Tanaka, 59, a former Aichi prefectural assembly member, headed the secretariat in charge of gathering the signatures for the recall. Police also arrested Tanaka’s wife, Naomi, 58, his second son, Masato, 28, and Michiyo Watanabe, 54, who worked in the secretariat.

According to Aichi prefectural police, the four are suspected of conspiring to fake signatures by hiring part-time workers to forge the names of Aichi voters.

Tanaka told The Asahi Shimbun before his arrest that he had been concerned about the slow pace at which signatures were being gathered. He said he asked a Nagoya advertising firm for help in collecting signatures.

The recall attempt began in August 2020 by Katsuya Takasu, a cosmetic surgeon well known for denying the Holocaust and the Nanking Massacre, and others upset at Omura’s handling of the Aichi Triennale 2019 international art festival.

Controversy surrounded the Aichi Triennale even before it opened on Aug. 1, 2019.

Its “After ‘Freedom of Expression?’” exhibit featured a sculpture meant to symbolize "comfort women," who were forced to provide sex to Japanese military personnel before and during World War II.

A video presentation on display showed scenes of burning portraits, including one of Emperor Showa, the posthumous name of Emperor Hirohito, who reigned from 1926 until 1989.

Protests and threats of terrorist acts led to the exhibit’s suspension after just three days.

Takasu set a goal of collecting 1 million signatures, but the campaign was only able to submit about 435,000. 

In February, the Aichi prefectural election administration commission invalidated about 83 percent of the signed names because they were suspected forgeries. Aichi prefectural police began investigating that same month and seized all the documents containing the suspect signatures.

Omura told reporters on May 19 he wants the entire scheme to be unraveled because it was an “outrageous act that sought to destroy Japanese democracy.”

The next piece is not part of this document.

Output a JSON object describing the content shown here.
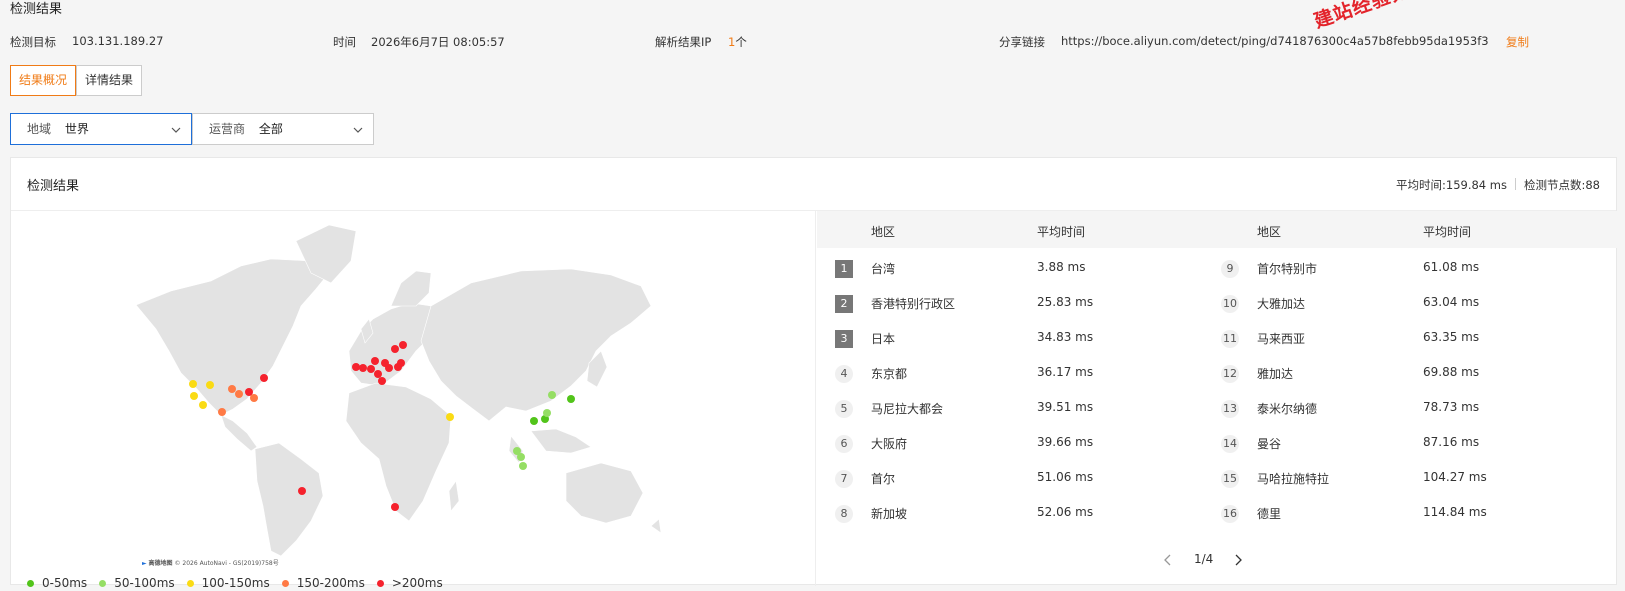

Omura accused Takasu and Nagoya Mayor Takashi Kawamura of masterminding the mass forgery, and said it is “incredibly disgraceful that they are trying to get away by placing all the responsibility on Tanaka.”

Kawamura and Takasu maintained that they are totally innocent when they spoke separately with reporters on May 19.

Kawamura said he was confident that the police investigation would show that he was not involved in any way. He added that he was never in a position of overseeing what Tanaka did.

Takasu has repeatedly denied any knowledge of the forgeries, but did say he was responsible for the recall campaign because he had headed the effort.